Our presentation focused on ways WM could enhance its messaging to the general public. We also looked at where WM could seek out new business partnerships as well as how it could adapt to meet the needs of its current partners, major companies with evolving sustainability and ESG initiatives.

With increasing calls from shareholders and society for corporations to be responsible, this course is vital to the development of future business leaders. I thoroughly enjoyed working with my team and “learning by doing.”


Isra Hussain, MBA/MPP ’25

Partnerships consultant on the financial inclusion team at the World Bank

I took the course in 2024 and then was a TA in 2025. As a joint-degree MBA/MPP, I’m interested in cross-sector collaboration. Corporations and private businesses have an important role in that. I worked with Allstate’s charitable arm to raise awareness about the good work they do with grants and volunteer opportunities.

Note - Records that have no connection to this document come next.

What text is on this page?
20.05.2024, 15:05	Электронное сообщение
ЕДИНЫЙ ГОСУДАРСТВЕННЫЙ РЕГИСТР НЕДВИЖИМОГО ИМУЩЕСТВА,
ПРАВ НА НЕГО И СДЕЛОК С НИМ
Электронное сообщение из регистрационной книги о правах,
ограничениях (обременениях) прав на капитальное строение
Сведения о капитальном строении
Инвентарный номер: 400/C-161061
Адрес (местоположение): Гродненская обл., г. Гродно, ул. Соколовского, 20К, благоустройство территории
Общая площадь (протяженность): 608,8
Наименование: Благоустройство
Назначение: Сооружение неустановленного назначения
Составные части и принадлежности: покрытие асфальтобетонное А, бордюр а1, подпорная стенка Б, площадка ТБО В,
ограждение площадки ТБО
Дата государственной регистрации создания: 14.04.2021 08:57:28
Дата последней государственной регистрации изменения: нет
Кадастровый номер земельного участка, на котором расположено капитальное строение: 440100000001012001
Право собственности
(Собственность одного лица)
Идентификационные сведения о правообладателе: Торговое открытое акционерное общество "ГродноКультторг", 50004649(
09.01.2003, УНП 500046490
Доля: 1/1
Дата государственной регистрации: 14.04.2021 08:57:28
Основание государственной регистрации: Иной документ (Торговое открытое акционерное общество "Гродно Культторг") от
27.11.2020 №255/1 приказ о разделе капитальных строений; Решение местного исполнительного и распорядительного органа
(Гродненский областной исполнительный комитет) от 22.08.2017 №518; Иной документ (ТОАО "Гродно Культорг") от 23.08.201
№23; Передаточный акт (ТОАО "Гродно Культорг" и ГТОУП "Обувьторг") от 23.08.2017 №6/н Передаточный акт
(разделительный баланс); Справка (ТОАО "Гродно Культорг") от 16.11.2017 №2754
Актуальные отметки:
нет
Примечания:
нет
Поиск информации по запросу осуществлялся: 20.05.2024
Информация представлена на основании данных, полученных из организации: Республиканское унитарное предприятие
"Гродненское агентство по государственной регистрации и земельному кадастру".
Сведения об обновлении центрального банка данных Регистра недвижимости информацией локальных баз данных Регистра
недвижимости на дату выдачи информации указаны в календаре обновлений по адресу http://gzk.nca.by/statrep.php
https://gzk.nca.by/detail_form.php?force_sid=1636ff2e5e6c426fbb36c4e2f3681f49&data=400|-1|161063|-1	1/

It was interesting to see a large corporation’s efforts to contribute to the community. One of the things I took away was that even if a corporation is doing good work, you may not necessarily know it, and there’s a lot of opportunity to align messaging and market the connection between the two areas of the business.

The class was a helpful introduction to CSR. Having this understanding of priorities and messaging in the private sector is important for relationship management. Now, in my role at the World Bank, I think about how different players—private and public—can help improve global financial inclusion. 

 

From the Project Lead

Tara Hemmer

Chief sustainability officer of WM

We gave the team that worked on our project a clear mandate around recycling education. They stratified the audience, thinking about how you need to educate people differently—from the clear early adopters to those who want to do right but just need some guidance. The team also had great ideas about how to leverage social media as a resource to get messages out. Their final presentation was well done and thought-out, and they gave us advice with a lot of data behind it.